Elle résulte plutôt de décisions politiques bien précises. En déléguant sa défense à des tiers, l’État s’expose à une subordination de long terme. Le fournisseur de matériel devient incontournable, le pourvoyeur de renseignements s’immisce dans les processus décisionnels, et les formateurs extérieurs orientent les doctrines de combat. À terme, c’est l’autonomie décisionnelle de la nation qui se trouve compromise.

La question n’est pas d’interdire les alliances stratégiques, qu’elles soient nouées avec la Russie, la Turquie ou des nations occidentales. Un État libre doit diversifier ses appuis. Le véritable problème réside dans l’absence totale de transparence : quels sont les montants de ces transactions ? Quelle autorité encadre ces troupes étrangères ? Quels tribunaux sont compétents en cas de dérapage sur le terrain ?

Les dérives d’une défense déléguée à des entités privées

Confier la sécurité nationale à des prestataires extérieurs peut affaiblir durablement les structures étatiques existantes. Si le Togo ne renforce pas ses propres services de renseignement, la formation de ses cadres et l’équipement de ses troupes, cette dépendance deviendra structurelle, créant un engrenage complexe où l’absence de capacités internes justifie toujours plus d’aide extérieure.

La menace terroriste, notamment incarnée par le Groupe de soutien à l’islam et aux musulmans (JNIM) dans le nord, est indéniable. Toutefois, l’existence de ce péril ne doit pas servir de prétexte pour légitimer une militarisation opaque ou une présence étrangère permanente. Une riposte efficace doit lier la surveillance des frontières au développement économique et social des territoires délaissés, car la pauvreté reste le principal vecteur d’instabilité.

Le coût financier occulte de la stratégie sécuritaire

La dimension budgétaire de ces partenariats reste un secret bien gardé. L’achat de matériel, la maintenance, le transport et le déploiement de ces forces étrangères représentent des coûts exorbitants pour les contribuables togolais, sans qu’aucun contrôle parlementaire ne soit exercé.

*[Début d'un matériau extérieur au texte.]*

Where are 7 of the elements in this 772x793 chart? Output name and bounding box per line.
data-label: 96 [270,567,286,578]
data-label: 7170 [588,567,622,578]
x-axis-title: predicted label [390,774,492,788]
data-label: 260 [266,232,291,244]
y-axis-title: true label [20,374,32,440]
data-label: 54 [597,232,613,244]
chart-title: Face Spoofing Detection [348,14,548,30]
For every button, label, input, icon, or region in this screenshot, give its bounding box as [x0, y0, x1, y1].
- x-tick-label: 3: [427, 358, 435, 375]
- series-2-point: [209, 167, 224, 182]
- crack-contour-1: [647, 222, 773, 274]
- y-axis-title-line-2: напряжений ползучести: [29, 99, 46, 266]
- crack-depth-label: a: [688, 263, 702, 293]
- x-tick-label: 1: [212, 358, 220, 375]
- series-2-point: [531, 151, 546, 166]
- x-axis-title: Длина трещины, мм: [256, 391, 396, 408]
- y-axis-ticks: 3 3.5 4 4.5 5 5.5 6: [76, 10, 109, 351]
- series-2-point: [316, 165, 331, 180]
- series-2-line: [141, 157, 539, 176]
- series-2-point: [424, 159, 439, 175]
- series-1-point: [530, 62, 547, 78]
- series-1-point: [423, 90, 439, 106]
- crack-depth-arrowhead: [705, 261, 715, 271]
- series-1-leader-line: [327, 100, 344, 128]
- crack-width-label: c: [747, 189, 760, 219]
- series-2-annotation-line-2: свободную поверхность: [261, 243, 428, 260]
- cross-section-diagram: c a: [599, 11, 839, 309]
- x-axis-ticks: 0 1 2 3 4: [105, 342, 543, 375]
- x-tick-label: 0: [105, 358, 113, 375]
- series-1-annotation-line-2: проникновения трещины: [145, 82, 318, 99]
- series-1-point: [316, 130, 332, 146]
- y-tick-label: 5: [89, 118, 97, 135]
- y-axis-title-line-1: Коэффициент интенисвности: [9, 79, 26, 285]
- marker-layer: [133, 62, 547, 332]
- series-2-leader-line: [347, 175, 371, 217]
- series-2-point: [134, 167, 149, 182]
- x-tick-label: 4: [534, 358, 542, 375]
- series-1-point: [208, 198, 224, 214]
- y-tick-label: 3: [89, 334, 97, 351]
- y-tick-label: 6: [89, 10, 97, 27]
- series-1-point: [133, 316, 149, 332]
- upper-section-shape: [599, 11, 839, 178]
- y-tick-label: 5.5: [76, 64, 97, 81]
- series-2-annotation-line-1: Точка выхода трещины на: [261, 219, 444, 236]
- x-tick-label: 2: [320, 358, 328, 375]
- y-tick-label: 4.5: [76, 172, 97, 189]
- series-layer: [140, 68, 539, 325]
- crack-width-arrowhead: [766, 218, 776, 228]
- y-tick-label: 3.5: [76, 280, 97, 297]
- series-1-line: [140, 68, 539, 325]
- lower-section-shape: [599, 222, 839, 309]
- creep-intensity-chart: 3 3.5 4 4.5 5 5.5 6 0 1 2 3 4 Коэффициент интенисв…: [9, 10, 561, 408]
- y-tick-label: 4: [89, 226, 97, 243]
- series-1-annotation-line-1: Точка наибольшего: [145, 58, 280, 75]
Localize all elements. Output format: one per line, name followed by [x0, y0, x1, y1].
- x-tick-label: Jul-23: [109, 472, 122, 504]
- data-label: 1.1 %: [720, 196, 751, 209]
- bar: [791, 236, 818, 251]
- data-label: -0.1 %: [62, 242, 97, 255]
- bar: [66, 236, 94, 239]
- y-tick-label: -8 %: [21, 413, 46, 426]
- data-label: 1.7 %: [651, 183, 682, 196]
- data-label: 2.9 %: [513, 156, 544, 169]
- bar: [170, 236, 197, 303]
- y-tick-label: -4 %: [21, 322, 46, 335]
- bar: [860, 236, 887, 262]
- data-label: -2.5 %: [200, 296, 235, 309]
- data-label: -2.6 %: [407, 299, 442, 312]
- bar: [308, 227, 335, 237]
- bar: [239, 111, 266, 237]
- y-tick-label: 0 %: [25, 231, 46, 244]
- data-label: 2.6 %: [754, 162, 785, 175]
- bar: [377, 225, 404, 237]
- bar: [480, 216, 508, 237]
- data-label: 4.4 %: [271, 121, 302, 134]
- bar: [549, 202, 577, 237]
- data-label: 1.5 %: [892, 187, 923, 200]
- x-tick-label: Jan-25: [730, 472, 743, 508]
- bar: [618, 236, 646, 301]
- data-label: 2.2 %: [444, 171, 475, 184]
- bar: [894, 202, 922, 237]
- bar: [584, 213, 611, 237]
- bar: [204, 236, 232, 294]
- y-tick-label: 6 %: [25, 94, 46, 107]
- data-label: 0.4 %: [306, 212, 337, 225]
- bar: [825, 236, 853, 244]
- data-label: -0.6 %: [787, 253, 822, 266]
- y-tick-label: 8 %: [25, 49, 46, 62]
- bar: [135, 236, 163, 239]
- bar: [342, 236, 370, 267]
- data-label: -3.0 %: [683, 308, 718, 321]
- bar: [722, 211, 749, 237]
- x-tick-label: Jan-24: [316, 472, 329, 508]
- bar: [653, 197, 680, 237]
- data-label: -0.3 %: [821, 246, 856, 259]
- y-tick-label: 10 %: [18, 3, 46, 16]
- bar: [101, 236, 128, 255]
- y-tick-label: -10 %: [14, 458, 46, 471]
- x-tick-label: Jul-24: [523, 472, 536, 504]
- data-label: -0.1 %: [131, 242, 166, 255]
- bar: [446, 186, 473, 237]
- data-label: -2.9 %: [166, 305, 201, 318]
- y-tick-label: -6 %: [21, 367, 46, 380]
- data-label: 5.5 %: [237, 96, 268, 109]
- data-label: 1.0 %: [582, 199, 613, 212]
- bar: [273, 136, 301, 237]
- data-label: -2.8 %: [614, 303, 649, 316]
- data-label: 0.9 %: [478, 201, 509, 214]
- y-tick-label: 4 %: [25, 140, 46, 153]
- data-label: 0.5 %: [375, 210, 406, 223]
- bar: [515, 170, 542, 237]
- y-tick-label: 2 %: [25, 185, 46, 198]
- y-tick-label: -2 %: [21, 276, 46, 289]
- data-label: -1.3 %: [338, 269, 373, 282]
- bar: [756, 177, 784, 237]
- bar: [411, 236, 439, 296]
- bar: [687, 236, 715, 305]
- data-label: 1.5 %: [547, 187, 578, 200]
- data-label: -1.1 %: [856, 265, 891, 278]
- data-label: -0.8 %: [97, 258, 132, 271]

Pendant que les ressources publiques sont englouties dans ces accords, les besoins fondamentaux des citoyens demeurent insatisfaits. L’accès à l’eau potable, à des soins décents, à l’électricité et à un système éducatif de qualité reste un défi quotidien pour la majorité de la population.

Une dérive politique masquée par l’argument de la stabilité

Parallèlement à cette militarisation, l’espace civique togolais subit un verrouillage progressif. Les réformes constitutionnelles récentes ont consolidé la concentration du pouvoir, limitant l’expression démocratique. Sous prétexte de préserver la sécurité nationale, toute opposition politique risque d’être assimilée à une menace contre la patrie.

L’armée nationale doit préserver l’intégrité du territoire et la vie des populations, et non servir de bouclier pour maintenir un régime en place. L’introduction d’acteurs privés étrangers accentue ce risque de confusion entre la défense de la patrie et la survie d’un système politique.

Le Togo doit préserver sa souveraineté en évitant de devenir le terrain d’affrontement de puissances rivales. La vraie sécurité ne se mesurera pas au nombre de blindés russes ou turcs déployés, mais à la capacité de l’État à offrir une vie souveraine et digne à ses citoyens.